Strażacy w pobliży
zbiorników z gazem rozpylali wodę.
Chyba większość Sandomierzan mieszkających
przy ulicy Mickiewicza została we wczorajszy wczesny poranek postawiona
na równe nogi. Kilka zastępów straży pożarnej przemknęło na sygnałach.
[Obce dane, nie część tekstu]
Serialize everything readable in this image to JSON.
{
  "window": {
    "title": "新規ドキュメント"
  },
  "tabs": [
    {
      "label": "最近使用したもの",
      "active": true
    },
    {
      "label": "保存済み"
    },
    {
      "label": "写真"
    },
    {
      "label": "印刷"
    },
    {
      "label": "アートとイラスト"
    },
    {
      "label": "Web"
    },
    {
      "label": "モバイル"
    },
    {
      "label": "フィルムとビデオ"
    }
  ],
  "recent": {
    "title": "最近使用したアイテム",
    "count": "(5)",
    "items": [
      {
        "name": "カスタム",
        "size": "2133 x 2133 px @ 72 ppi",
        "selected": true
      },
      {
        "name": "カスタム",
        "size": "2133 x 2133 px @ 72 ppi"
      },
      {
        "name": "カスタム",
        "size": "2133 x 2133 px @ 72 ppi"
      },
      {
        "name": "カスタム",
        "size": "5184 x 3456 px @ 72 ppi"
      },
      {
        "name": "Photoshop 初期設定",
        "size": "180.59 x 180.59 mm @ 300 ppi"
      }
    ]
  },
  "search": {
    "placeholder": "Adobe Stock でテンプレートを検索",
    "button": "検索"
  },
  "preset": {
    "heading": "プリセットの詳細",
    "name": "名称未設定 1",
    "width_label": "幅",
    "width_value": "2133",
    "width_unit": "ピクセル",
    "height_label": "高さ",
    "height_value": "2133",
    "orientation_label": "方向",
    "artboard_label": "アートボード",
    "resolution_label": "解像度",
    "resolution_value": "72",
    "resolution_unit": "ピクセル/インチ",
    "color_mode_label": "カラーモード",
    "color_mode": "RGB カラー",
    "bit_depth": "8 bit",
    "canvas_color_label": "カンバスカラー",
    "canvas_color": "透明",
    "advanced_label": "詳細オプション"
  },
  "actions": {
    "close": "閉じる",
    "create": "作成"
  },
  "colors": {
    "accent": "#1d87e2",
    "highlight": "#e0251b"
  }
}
Jechali na ćwiczenia w kierunki stacji paliw przy ulicy Krakowskiej. Na stacji zderzyły się dwa samochody. Jeden z nich uderzył
w wypełniony gazem LPG zbiornik. Z ogromnej butli ulatniał się gaz, do
tego jedna osoba ranna. Taki był scenariusz działań ratowników. Strażakom
robota nie szła tak łatwo. Rozwinęli setki metrów węży z których popłynęła
woda. Specjalne dysze skierowano na pełne gazu butle. Strumień rozpylał
ulatniający się gaz. W ćwiczeniach wzięło też udział pogotowie ratunkowe,
przyjechało na sygnale. Pracownicy stacji mieli zachowywać się tak jakby
zagrożenie wystąpiło naprawdę. Jeden z nich wcielił się w rolę rannego.
Opatrzyli go strażacy.
Udział wzięły w sumie cztery zastępy strażaków. Dwa wozy z Sandomierza
i dwa z gminy Samborzec.
-Bardzo często ćwiczymy. Tak na wszelki wypadek - mówią zgodnie strażacy.
Ćwiczenia odbyły się o niecodziennej porze, kilka minut po czwartej rano.